Red-Winged Blackbirds enliven the marshes of our county with their repetitive “conk-la-ree” song. The males are impossible to miss when they flash their red shoulder patches edged with yellow and do everything they can to state loudly and clearly, “This is MY territory!” As some joggers and runners discover, they may swoop at any passing intruder to protect their nesting site as this one did alongside a trail at Indian Springs Metropark.
Muskrats have emerged from their winter darkened world within their lodges of cattails. They seem to revel in the warmth of sunlight and position themselves to soak up the sun’s warmth and perhaps dream of fresh green emergent vegetation.

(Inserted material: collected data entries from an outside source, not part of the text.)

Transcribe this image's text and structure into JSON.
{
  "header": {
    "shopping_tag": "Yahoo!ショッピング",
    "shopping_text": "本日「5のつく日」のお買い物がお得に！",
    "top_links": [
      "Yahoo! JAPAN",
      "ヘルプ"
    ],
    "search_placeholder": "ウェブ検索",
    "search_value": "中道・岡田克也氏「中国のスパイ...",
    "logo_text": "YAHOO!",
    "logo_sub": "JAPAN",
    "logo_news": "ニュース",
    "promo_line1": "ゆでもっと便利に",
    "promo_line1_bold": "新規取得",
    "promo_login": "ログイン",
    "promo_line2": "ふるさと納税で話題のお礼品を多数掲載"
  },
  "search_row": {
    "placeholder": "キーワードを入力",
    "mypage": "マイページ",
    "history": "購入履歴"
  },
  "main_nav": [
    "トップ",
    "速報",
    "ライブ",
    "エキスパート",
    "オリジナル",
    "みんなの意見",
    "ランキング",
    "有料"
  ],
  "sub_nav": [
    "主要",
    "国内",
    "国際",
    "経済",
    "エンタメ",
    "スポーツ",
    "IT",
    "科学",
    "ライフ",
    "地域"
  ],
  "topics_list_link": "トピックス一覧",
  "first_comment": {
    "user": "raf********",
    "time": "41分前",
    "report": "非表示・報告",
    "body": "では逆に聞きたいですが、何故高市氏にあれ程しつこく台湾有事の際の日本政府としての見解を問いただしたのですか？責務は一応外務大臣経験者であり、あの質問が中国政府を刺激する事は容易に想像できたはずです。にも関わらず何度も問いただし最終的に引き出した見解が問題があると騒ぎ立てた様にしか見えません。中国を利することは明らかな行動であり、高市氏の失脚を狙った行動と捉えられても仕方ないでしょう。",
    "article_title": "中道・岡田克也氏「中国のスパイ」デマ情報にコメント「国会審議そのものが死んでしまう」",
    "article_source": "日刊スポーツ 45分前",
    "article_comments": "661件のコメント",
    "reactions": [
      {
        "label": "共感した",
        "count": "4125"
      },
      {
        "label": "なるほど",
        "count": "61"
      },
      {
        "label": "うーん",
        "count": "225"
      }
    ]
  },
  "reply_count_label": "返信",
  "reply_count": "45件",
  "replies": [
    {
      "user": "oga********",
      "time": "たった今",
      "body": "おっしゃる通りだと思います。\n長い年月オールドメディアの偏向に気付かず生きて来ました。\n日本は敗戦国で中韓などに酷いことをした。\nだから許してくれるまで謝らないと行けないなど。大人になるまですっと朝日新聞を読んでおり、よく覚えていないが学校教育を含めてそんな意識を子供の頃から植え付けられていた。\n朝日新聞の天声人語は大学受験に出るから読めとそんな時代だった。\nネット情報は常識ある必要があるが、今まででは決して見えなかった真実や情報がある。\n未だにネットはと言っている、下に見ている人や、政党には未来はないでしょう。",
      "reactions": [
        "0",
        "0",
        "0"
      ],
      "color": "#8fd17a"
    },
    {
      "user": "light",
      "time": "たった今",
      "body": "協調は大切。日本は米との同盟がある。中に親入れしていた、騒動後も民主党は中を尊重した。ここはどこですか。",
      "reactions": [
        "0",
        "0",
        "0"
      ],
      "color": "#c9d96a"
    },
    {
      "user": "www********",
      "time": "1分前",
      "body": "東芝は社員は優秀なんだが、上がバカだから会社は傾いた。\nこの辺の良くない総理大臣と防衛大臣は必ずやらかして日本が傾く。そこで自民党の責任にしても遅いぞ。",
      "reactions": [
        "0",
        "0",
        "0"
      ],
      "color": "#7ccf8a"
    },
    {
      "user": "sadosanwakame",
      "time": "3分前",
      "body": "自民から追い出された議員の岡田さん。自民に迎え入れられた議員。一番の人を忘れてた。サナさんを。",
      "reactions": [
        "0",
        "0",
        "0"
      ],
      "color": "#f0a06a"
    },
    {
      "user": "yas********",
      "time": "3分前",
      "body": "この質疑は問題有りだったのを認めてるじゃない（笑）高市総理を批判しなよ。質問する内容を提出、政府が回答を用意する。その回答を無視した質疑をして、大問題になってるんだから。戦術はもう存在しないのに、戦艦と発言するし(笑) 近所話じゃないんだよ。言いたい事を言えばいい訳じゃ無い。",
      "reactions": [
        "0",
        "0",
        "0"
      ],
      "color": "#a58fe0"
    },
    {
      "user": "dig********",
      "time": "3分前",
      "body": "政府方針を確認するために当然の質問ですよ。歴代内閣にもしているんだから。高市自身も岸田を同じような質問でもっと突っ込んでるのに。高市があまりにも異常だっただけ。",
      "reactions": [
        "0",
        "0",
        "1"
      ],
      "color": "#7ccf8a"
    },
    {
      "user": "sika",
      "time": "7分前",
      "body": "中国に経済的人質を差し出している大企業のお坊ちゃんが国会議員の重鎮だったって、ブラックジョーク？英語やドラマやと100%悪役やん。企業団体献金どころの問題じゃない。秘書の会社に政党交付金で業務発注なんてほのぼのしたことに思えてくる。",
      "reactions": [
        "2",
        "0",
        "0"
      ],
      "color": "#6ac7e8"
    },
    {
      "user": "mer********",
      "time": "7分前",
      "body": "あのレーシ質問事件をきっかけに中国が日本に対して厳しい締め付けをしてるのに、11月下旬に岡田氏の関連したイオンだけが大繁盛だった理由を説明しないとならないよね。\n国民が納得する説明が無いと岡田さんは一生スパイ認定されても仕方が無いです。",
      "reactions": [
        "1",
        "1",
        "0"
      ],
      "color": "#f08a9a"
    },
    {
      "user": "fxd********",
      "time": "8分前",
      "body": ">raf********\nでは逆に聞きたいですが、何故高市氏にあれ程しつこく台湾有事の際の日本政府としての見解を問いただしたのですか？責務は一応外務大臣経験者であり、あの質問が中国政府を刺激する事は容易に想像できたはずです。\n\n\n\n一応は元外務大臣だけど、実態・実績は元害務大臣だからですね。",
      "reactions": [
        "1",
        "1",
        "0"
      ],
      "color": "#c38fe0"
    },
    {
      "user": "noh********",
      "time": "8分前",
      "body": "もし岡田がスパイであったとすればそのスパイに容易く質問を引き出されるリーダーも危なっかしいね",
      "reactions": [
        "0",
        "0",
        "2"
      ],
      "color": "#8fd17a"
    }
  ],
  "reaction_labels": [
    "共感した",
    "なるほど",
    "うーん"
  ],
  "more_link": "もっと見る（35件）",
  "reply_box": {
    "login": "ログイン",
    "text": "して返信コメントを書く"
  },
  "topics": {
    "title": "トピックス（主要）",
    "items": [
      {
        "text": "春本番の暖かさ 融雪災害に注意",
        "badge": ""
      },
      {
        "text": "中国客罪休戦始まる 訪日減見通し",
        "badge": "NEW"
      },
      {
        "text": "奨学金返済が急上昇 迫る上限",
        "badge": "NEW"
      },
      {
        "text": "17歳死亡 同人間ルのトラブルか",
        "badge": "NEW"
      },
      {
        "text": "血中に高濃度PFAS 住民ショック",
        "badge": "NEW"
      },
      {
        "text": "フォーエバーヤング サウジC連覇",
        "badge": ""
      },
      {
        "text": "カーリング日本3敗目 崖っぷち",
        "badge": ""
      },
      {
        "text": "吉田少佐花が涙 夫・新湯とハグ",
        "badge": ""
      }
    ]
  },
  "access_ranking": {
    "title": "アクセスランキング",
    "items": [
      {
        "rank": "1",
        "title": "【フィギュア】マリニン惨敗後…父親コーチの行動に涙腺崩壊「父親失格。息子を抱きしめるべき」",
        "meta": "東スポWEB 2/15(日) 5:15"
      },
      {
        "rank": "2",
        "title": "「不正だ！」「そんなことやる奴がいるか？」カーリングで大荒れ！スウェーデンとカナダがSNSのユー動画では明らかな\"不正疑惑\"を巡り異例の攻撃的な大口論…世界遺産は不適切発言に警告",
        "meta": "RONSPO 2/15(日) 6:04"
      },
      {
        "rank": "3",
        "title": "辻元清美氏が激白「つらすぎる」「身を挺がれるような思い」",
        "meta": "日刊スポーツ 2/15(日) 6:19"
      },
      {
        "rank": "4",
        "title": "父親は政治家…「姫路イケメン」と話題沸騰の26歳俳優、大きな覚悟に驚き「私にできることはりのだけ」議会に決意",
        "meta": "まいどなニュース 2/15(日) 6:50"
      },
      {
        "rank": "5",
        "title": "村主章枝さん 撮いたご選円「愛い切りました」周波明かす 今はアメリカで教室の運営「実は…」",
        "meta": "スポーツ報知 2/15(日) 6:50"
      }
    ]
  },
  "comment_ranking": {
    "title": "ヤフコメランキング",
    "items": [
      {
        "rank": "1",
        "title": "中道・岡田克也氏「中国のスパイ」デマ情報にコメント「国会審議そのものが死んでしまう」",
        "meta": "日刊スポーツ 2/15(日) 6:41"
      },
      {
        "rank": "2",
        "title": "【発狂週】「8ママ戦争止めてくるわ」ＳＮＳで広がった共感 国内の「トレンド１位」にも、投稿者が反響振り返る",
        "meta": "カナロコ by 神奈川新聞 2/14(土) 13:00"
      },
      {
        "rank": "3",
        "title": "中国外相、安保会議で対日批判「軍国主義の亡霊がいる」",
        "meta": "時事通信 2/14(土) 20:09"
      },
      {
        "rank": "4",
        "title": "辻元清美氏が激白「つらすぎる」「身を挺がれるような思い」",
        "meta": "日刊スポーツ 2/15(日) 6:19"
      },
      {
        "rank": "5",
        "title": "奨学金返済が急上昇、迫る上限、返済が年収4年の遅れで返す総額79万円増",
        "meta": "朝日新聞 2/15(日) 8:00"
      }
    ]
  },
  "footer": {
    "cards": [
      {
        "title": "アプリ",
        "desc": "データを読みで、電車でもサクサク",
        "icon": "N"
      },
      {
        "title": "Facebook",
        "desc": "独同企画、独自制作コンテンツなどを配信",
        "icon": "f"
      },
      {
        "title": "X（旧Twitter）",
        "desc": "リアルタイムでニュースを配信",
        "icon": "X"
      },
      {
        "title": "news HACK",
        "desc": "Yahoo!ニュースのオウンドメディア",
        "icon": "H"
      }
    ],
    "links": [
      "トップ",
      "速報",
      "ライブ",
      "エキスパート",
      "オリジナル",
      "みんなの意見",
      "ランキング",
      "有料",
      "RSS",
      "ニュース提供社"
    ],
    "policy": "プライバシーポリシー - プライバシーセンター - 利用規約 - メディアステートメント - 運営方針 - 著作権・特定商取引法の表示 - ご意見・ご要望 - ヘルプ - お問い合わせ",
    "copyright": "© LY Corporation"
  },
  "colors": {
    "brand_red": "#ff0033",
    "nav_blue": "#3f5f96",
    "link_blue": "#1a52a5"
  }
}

American Woodcocks, often colloquially referred to as timberdoodles or bogsuckers, have returned to secluded meadows and open areas in Oakland County for their amazing courtship sky dancing ritual, a wonder of nature to behold. They are a bird that’s next to impossible to photograph, although I will try again next week at the Highland State Recreation Area. My birder/naturalist friend Jeff Nedwick managed to capture the image below of a pair of woodcocks last week, shortly before sky dances began, an event best and beautifully described by Aldo Leopold in his 1949 collection of essays and recollections, A Sand County Almanac:
“He flies in low from some neighboring thicket, alights on the bare moss, and at once begins the overture: a series of queer throaty peents spaced about two seconds apart, and sounding much like the summer call of the nighthawk. Suddenly the peenting ceases and the bird flutters skyward in a series of wide spirals, emitting a musical twitter. Up and up he goes, the spirals steeper and smaller, the twittering louder and louder, until the performer is only a speck in the sky. Then, without warning, he tumbles like a crippled plane, giving voice in a soft liquid warble that a March bluebird might envy. At a few feet from the ground he levels off and returns to his peenting ground, usually to the exact spot where the performance began, and there resumes his peenting.”
Celebrate spring – for the season is rich with the wonders of nature. You won’t experience wonders staying indoors, so perhaps make this spring your spring to embrace the ways of nature on the trails of Oakland County.
Jonathan Schechter is the Nature Education Writer for Oakland County Government and blogs weekly about nature’s way, trails, and wildlife on the Wilder Side of Oakland County.